Hi we know we can approximate measurable function by simple function however can we increase the conditions such that we can approximate by at most countable functions that is there exists sequence {$s_n$} of non negative F/B* measurable functions such that each assumes at most countable many values, all values finite and $s_n \rightarrow$ f """uniformly""" ? I tried to change the proof for approximation of simple functions given below however I am having troubles I don't see how I can get the result for those extended simple functions.
Here F/B* are defined as follows F is a sigma field on $\Omega$ and define F/B* as follows: Let A $\in$ F be nonempty, and let f : A $\rightarrow$ $R^{*}$ denote a function.

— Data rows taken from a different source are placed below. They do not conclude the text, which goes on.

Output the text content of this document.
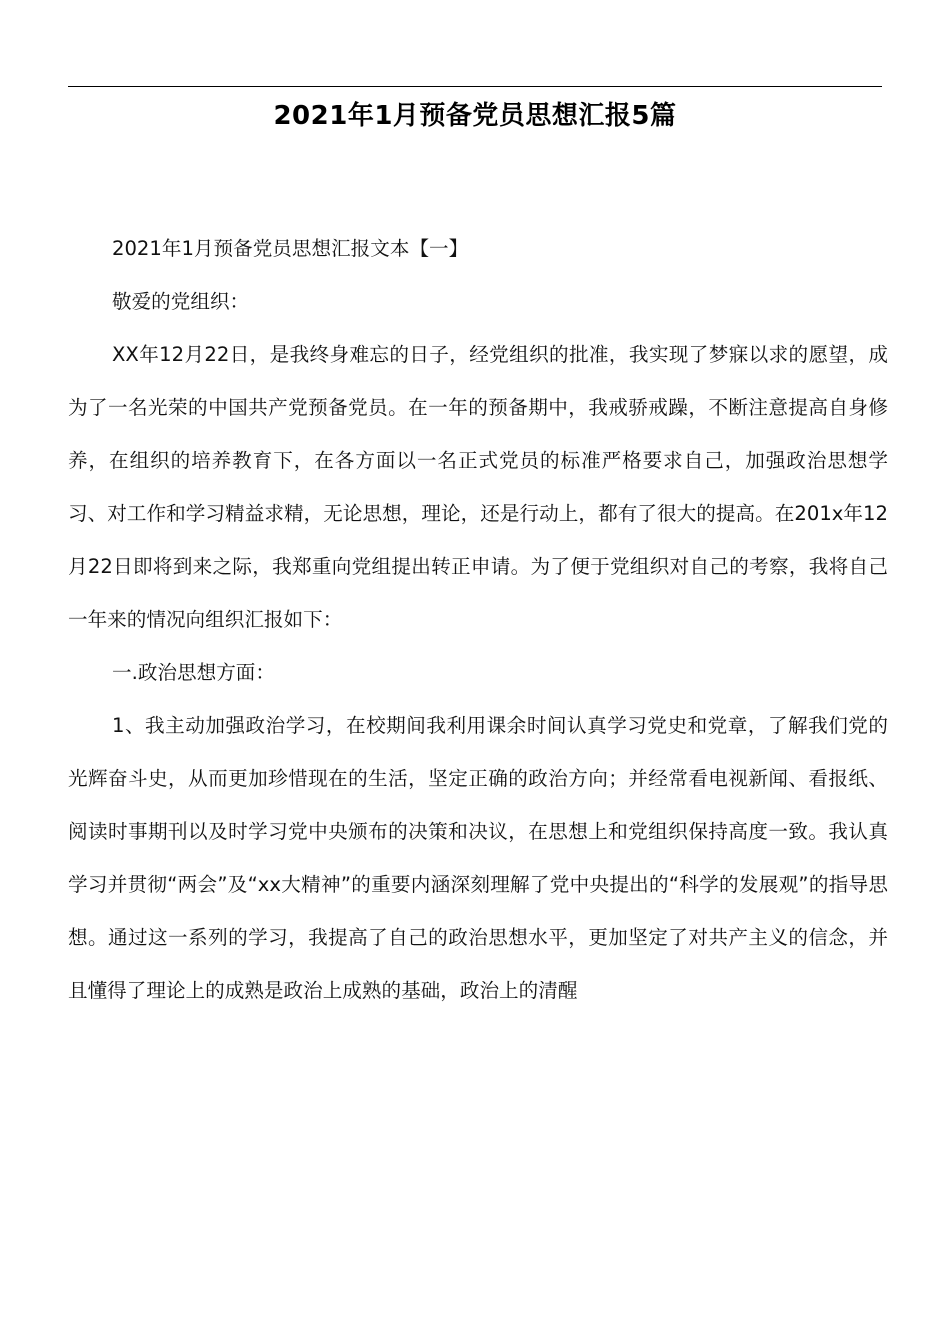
2021年1月预备党员思想汇报5篇

2021年1月预备党员思想汇报文本【一】

敬爱的党组织：

XX年12月22日，是我终身难忘的日子，经党组织的批准，我实现了梦寐以求的愿望，成为了一名光荣的中国共产党预备党员。在一年的预备期中，我戒骄戒躁，不断注意提高自身修养，在组织的培养教育下，在各方面以一名正式党员的标准严格要求自己，加强政治思想学习、对工作和学习精益求精，无论思想，理论，还是行动上，都有了很大的提高。在201x年12月22日即将到来之际，我郑重向党组提出转正申请。为了便于党组织对自己的考察，我将自己一年来的情况向组织汇报如下：

一.政治思想方面：

1、我主动加强政治学习，在校期间我利用课余时间认真学习党史和党章，了解我们党的光辉奋斗史，从而更加珍惜现在的生活，坚定正确的政治方向；并经常看电视新闻、看报纸、阅读时事期刊以及时学习党中央颁布的决策和决议，在思想上和党组织保持高度一致。我认真学习并贯彻“两会”及“xx大精神”的重要内涵深刻理解了党中央提出的“科学的发展观”的指导思想。通过这一系列的学习，我提高了自己的政治思想水平，更加坚定了对共产主义的信念，并且懂得了理论上的成熟是政治上成熟的基础，政治上的清醒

We will say that f is F/B*-measurable iff $f^{-1}(B)$ $\in$ F and both $f^{-1}$({$\infty$}) and $f^{-1}$({-$\infty$}) are in F.
For $n\in \Bbb{N}$ and $k\in \Bbb{Z}$, let $M_n^k = f^{-1}((k/n, (k+1)/n])$. Define
$$ s_n := \sum_{k\in \Bbb{Z}} \frac{k+1}{n} \chi_{M_n^k}, $$ where $\chi_M$ is s the characteristic/indicator function of the set $M$.
I leave it to you to verify $\Vert f -s_n\Vert_\sup \leq 1/n$ and hence $s_n \to f$ uniformly.
EDIT: If $f$ only assumed nonnegative values, then so does $s_n$. If $f$ is also allowed to assume $\infty$, then $s_n \to f$ uniformly is not possible if $s_n$ should only assume finite values.